Biogen Idec (NASDAQ:BIIB) is jumping into the sphingosine 1-phosphate 1, or S1P1, receptor field with its licensing of Mitsubishi Tanabe Pharma's S1P1 receptor target, MT-1303.
The biotech giant is paying $60 million up front and is on the hook for up to $484 million in additional milestone payments for multiple indications and territories. MT-1303 is ready to be put into phase 3 trials, which Biogen will run. If the drug is approved, Biogen will owe Mitsubishi Tanabe Pharma royalties on sales, although the exact percentage wasn't disclosed.
Given the potential to use drugs that target the S1P1 receptor for multiple sclerosis -- Biogen's mainstay -- it's certainly a good fit for the biotech. Activation of the S1P1 receptor stimulates the movement of white blood cells out of the lymph nodes, so blocking the receptor decreases the immune system activity, potentially helping other autoimmune diseases, such as ulcerative colitis and Crohn's disease.
While the license looks like a good move for Biogen, it does raise a few questions for the other companies developing drugs targeting the S1P1 receptor.
Why didn't Biogen buy Receptos?
Last month, Celgene (NASDAQ:CELG) closed its acquisition of Receptos for $232 per share, or $7.2 billion. The main purpose of the acquisition was to get ahold of Receptos' S1P1 receptor drug, ozanimod.
But Celgene wasn't the only bidder, according to a document filed with the SEC. Another bidder, which Receptos calls "Party B," made a bid for $225 per share, topping Celgene's initial offer of $193 per share. After doing more due diligence, Party B pulled back its offer and subsequently tentatively offered $200 plus contingent value rights. Receptos eventually settled for Celgene at $232 per share.
Is Biogen the mysterious Party B? Or perhaps it's Party A or Party C, which both offered Receptos licensing deals that it turned down because the "proposals did not appropriately reflect the value of the Company's prospects."
Receptos' ozanimod is already in a fully enrolled phase 3 trial in patients with relapsing multiple sclerosis, so it's considerably ahead of MT-1303, which hasn't started a phase 3 program yet, and ozanimod clearly deserves a higher price tag than MT-1303.
But only time will tell if Celgene overpaid for Receptos or if Biogen made a mistake by not paying up for the more advanced asset.
And, of course, being first to market isn't everything.
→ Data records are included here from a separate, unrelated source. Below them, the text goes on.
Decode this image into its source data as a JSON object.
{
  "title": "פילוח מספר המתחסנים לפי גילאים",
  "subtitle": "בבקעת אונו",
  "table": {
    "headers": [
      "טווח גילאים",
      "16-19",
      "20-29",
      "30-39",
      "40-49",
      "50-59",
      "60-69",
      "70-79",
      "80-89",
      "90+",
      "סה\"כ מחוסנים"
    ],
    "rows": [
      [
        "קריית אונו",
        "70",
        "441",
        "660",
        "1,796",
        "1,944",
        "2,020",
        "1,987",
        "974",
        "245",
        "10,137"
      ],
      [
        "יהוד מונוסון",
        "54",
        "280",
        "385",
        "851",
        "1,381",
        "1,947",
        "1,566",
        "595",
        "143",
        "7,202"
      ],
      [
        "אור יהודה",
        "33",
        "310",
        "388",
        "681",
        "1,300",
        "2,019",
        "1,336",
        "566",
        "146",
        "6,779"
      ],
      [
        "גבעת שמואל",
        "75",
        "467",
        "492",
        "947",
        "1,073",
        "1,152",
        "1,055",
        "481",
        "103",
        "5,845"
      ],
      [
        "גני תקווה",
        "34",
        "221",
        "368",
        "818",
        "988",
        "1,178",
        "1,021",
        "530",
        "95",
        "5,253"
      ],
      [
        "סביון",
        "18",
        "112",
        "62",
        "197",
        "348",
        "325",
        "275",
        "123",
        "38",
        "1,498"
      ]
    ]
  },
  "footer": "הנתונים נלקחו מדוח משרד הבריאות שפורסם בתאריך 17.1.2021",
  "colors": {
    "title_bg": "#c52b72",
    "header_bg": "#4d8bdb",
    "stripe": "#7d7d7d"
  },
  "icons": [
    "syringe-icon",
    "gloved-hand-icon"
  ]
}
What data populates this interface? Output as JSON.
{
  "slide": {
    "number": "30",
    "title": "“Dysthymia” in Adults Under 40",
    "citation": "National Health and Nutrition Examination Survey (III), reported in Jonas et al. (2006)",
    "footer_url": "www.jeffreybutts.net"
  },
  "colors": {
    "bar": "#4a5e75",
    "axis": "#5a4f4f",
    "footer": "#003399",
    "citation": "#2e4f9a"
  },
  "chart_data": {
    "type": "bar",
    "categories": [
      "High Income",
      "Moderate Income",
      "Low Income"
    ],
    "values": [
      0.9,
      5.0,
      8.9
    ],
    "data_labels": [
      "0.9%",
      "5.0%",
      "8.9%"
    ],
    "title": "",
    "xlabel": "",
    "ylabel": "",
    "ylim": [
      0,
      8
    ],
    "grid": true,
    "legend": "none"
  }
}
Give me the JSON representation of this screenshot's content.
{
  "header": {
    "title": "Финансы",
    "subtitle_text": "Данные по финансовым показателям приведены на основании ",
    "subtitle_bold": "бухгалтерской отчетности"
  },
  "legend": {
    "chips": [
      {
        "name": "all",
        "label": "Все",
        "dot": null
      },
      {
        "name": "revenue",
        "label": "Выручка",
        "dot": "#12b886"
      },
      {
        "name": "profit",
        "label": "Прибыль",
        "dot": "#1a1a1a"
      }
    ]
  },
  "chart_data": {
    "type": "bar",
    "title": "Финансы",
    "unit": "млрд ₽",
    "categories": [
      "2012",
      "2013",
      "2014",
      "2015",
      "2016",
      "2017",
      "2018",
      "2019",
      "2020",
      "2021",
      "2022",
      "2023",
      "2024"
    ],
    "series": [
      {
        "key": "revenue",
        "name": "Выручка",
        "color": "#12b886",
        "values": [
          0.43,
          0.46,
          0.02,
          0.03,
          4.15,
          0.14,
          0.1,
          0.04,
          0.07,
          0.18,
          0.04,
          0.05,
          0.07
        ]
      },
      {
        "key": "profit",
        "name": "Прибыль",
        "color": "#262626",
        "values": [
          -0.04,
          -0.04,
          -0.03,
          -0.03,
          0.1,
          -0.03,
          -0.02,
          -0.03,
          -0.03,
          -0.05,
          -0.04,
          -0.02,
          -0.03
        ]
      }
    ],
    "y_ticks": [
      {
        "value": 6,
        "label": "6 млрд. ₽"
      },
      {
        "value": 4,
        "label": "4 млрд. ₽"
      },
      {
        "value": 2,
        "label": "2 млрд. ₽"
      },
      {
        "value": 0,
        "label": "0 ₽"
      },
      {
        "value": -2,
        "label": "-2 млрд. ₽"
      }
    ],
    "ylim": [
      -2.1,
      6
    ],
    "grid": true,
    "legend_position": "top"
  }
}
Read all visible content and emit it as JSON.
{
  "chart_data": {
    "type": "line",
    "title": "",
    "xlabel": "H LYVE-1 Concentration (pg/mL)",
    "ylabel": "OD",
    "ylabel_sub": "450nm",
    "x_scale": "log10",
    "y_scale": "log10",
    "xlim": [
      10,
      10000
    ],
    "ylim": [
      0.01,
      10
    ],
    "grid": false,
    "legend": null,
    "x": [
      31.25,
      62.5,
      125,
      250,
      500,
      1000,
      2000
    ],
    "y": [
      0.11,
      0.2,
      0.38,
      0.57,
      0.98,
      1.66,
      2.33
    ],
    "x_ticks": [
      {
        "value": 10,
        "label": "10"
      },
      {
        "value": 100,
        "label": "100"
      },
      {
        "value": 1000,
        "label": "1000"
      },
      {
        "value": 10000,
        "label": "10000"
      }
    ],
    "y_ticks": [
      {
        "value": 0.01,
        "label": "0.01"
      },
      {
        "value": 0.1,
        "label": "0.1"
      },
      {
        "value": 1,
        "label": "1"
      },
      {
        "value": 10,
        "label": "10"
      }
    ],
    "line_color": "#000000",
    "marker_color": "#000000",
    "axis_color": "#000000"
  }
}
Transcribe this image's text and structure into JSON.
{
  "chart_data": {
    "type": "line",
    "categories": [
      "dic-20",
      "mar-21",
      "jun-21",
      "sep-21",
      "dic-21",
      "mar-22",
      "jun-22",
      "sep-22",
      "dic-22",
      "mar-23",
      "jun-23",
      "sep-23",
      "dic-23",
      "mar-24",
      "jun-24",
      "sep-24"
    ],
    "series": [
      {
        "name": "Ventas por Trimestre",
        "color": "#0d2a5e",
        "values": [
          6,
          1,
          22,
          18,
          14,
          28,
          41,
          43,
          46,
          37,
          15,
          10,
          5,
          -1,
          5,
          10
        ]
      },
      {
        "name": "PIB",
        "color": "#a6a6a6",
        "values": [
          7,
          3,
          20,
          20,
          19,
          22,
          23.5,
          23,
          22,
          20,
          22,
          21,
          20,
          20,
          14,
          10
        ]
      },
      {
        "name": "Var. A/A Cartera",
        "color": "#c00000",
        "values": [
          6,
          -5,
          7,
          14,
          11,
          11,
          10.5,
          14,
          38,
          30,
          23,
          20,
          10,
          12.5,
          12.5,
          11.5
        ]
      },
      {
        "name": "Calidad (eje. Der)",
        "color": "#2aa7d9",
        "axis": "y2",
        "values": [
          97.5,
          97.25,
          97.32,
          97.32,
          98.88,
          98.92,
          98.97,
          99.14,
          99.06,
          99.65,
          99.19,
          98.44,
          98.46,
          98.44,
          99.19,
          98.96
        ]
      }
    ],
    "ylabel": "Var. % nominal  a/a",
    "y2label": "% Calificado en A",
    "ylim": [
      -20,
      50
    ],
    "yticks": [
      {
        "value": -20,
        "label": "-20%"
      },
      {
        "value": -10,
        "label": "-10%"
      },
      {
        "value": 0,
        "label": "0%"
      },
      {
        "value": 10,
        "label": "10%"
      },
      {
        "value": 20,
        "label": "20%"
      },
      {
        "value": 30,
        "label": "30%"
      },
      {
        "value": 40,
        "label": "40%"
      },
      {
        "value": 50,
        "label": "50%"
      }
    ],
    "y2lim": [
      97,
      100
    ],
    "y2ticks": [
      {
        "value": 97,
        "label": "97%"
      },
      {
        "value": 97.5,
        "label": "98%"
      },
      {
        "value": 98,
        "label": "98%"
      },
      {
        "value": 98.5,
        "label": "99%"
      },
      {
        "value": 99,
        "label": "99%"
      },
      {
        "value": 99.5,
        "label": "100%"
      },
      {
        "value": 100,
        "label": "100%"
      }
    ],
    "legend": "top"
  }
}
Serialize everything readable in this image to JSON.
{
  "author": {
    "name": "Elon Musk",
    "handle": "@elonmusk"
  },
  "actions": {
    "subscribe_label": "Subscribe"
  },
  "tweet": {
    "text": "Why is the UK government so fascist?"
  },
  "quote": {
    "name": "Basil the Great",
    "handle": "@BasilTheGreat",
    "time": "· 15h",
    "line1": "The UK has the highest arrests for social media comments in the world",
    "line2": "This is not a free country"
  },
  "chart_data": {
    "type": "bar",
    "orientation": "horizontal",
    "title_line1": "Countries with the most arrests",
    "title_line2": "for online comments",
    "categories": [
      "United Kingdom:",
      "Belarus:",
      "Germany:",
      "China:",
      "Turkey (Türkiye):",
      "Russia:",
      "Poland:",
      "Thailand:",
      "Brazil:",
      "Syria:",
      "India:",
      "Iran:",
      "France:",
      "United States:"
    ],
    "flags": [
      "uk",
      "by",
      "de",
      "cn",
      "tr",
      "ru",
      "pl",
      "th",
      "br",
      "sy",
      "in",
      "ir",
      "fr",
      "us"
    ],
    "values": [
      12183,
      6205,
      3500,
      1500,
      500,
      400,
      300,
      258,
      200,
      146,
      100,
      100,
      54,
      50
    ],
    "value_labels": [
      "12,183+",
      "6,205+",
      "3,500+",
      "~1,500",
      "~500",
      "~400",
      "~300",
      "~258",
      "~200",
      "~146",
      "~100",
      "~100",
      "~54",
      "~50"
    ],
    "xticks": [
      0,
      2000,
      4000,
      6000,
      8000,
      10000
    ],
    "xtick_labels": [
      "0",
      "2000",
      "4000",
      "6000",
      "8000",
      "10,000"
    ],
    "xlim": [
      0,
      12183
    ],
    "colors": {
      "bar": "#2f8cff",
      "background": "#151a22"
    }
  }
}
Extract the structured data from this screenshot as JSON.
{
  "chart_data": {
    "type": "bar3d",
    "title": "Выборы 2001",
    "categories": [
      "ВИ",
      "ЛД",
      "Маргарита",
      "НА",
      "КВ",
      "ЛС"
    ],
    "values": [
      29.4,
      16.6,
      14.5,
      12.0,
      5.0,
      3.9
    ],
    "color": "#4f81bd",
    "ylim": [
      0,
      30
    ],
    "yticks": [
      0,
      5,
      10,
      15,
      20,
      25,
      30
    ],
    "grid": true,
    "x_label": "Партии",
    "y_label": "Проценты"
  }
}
Biogen's chief medical officer, Alfred Sandrock, claims that "MT-1303 could be a best-in-class S1P modulator," although Mitsubishi Tanabe Pharma hasn't released much data, so it's hard to verify that claim.
Did Biogen consider Arena Pharmaceuticals' S1P1 receptor drug?
Arena Pharmaceuticals (NASDAQ:ARNA) has a drug that targets the S1P1 receptor, called APD334, which has completed a phase 1 trial, showing that the drug lowers white blood cell levels. The trial was in healthy volunteers, but presumably since the mechanism of action is working, it should help patients with autoimmune diseases as the S1P1 drugs ahead of it have.
If Biogen is more interested in quality over speed -- and that's just conjecture at this point -- it's curious that the company picked MT-1303 over APD334. Mitsubishi Tanabe Pharma has more efficacy data than Arena Pharmaceuticals -- even if it hasn't shared it with the public -- so maybe Biogen's decision was for the best data at the time and APD334 could still have a shot at taking market share if it makes it that far.
The other possibility is that Biogen did try to license APD334, and Arena Pharmaceuticals turned the offer down because it didn't like the price. If Arena ever does get acquired, maybe we'll find out in a future SEC document.
While not getting picked up by Biogen is certainly disappointing for Arena Pharmaceuticals, the bigger issue is that Biogen's deal sets a price tag on APD334. Unless its phase 2 data is substantially better than MT-1303, it'll be hard for Arena Phamraceuticals to get much more than $60 million up front and around $500 million in milestone payments that are likely to be back-end loaded after it's completed a phase 2 trial. That doesn't sound nearly as good as the potential for a $7.2 billion buyout.